At this point, it’s the unenviable job of a criminal defence attorney to step into the shoes of the disinterested, emotionally neutral advocate for the accused individual. Those shoes are difficult ones to wear, especially as the trial goes on. I can guarantee you that this lawyer is constantly thinking critically of their client, wondering if their client really did commit the act they’re accused of, and whether the client is lying to them about the extent of their moral culpability. It’s an exhausting job on a mental level to be constantly thinking about that, and it sometimes doesn’t end when the judge has made their decision and the case is closed. It could continue for years after the fact.

Monique Pressley, who was the attorney for the embattled Bill Cosby after his sexual assault allegations surfaced in the media, is an example of how unenviable the job of defending an accused can be [source of pic: nbcnews.com]
Yet, despite this, the job of the advocate is to remove their emotions from the equation and focus on presenting the best possible defence for the accused. It’s a method to ensure that each individual who is accused of a crime is given a fair chance of fighting the charges, and to ensure that justice has been served.

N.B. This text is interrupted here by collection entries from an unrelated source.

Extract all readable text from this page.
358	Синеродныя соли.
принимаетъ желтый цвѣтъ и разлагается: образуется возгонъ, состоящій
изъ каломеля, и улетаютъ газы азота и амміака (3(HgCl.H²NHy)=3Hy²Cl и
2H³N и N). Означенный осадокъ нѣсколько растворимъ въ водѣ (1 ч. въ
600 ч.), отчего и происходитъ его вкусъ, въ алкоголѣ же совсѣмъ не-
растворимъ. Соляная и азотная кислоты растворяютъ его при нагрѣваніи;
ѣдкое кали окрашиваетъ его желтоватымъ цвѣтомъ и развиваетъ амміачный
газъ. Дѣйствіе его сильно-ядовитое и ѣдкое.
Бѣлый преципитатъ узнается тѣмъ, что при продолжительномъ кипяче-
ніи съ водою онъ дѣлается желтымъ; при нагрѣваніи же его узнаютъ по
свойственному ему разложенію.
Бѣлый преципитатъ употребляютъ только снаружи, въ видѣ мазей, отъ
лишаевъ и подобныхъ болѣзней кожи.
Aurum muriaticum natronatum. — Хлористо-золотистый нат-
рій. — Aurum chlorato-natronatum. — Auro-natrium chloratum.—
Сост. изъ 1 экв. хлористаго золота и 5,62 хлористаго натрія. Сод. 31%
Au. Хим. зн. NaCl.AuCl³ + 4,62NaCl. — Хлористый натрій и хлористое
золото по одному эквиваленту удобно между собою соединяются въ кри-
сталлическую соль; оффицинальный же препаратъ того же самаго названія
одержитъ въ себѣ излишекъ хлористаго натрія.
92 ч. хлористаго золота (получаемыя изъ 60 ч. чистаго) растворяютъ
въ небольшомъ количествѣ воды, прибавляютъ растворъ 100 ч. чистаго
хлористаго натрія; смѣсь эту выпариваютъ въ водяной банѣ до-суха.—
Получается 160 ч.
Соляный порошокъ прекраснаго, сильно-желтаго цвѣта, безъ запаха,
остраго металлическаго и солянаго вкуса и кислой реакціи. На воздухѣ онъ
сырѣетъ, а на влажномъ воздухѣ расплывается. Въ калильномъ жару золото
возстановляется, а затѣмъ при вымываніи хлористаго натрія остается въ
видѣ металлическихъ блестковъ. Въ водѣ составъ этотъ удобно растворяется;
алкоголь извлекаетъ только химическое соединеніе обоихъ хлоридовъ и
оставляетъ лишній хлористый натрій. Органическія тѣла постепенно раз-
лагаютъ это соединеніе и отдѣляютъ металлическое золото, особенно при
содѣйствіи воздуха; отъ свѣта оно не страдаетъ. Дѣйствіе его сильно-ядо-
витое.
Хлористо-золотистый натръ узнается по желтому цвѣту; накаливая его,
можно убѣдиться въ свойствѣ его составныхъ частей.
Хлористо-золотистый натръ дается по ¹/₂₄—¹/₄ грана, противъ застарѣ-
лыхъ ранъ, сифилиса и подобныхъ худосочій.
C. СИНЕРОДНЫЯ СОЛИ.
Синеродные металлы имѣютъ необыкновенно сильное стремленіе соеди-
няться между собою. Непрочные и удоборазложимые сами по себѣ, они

Another related question that comes up is “what about lawyers who continue to represent these criminals, even after they told them they committed the crime? How do they live with themselves?”.

This is a question of legal ethics and professional responsibility. Although I can’t speak on behalf of all lawyers, I can speak to the fact that there are Rules of Professional Conduct that govern lawyers in Ontario, and that there are similar rules in every jurisdiction in Canada. In fact, every country with a well-established legal system has a similar code of conduct, although the extent of applying those rules can vary. This comes as a huge shock to people that ask me this question, and I have discovered over the years that there is an underlying assumption that lawyers are reckless, unregulated, unethical, and irresponsible individuals who will do anything to make a quick buck, even if it means lying and defending criminals. And when you see portrayals of lawyers on some TV shows and movies, you realize that this assumption is being fed into the minds of people on an almost daily basis.

The Rules of Professional Conduct that govern lawyers in Ontario emphasize the importance of advocating zealously for clients. However, they also emphasize that lawyers should not assist or encourage any conduct that they know is fraudulent or dishonest [Rule 3.2-7 of the Rules of Professional Conduct]. This could include fraudulent criminal proceedings where the client told their lawyer that they committed the act they are accused of, and they want the lawyer to lie on their behalf.